12:08 – Pat Hardy notes that the scholar who recommended that “capitalism” and “free market” be used in the standards teaches at Texas A&M and is a Republican. He is “not some kind of crazy liberal,” she says.

12:11 – One is tempted to climb to the top of the Texas Education Agency building and shout: “These people have lost their minds.”

12:12 – Pat Hardy is calling out the board for its silliness and the suggestion that “capitalism” is a “nasty word.”

12:13 – Ken Mercer: I think capitalism is a good word, but academics don’t. Really? And where does he get that? This is a classic example of how some board members attack and smear without any facts.

12:15 – Guess what? It passes. The Texas State Board of Education has stricken from the standards references to “capitalism” and “free market” because the board’s right-wingers think “capitalism” is a negative term. The only permitted term for such an economic system will be “free enterprise.” We wouldn’t believe this if we hadn’t just watched it happen. This is so stupid it makes our head hurt.



Wow!


12:28 – Board member Mavis Knight offers the following amendment: “examine the reasons the Founding Fathers protected religious freedom in America by barring government from promoting or disfavoring any particular religion over all others.” Knight points out that students should understand that the Founders believed religious freedom was so important that they insisted on separation of church and state.

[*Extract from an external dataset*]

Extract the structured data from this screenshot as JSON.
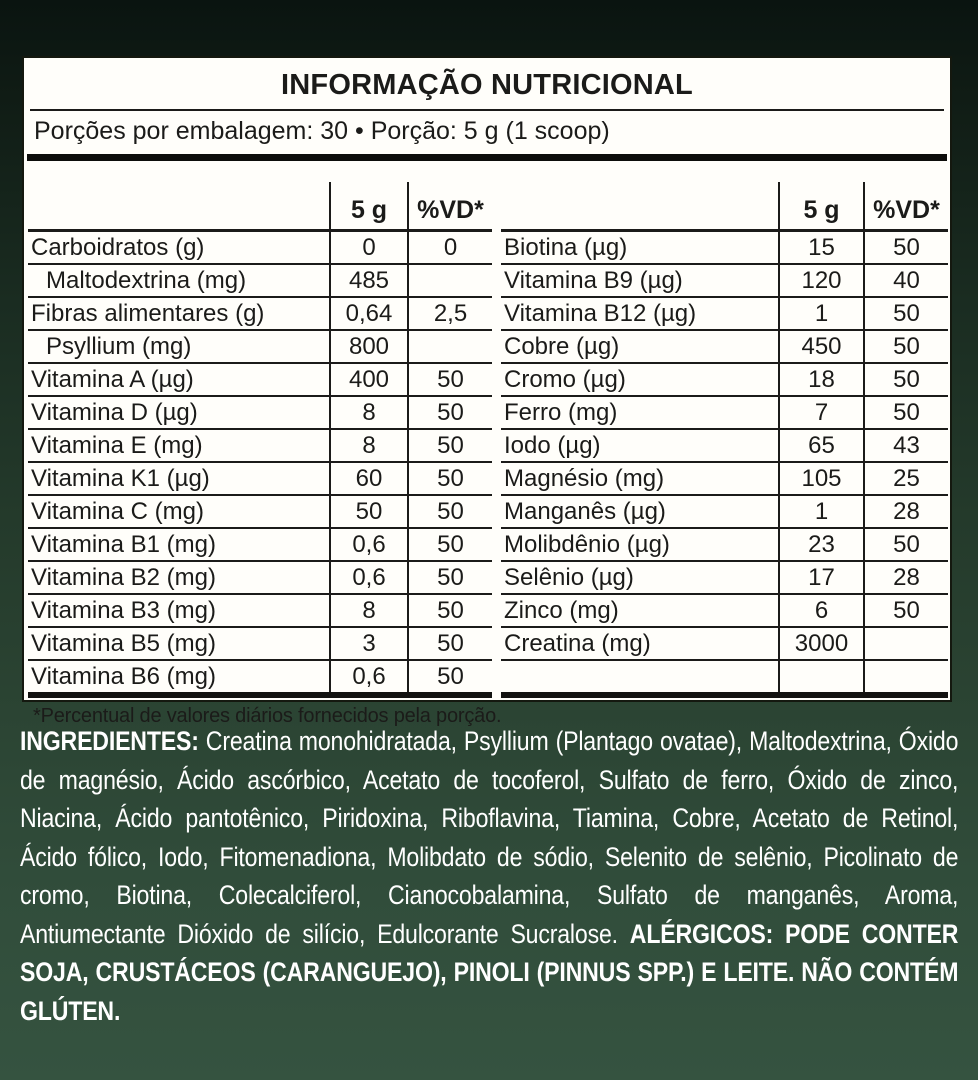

12:32 – Board member Cynthia Dunbar argues that the Founders didn’t intend for separation of church and state in America. And she’s off on a long lecture about why the Founders intended to promote religion. She calls this amendment “not historically accurate.”

12:35 – Knight’s amendment fails on a straight party-line vote, 5-10. Republicans vote no, Democrats vote yes.

12:38 – Let the word go out here: The Texas State Board of Education today refused to require that students learn that the Constitution prevents the U.S. government from promoting one religion over all others. They voted to lie to students by omission.

Here was the amendment again: “examine the reasons the Founding Fathers protected religious freedom in America by barring government from promoting or disfavoring any particular religion over all others.” And this board, on a vote of 10-5, said they don’t want Texas students to learn about this basic protection for the religious freedom of everyone in America.



Could this be a sign of the Apocalypse?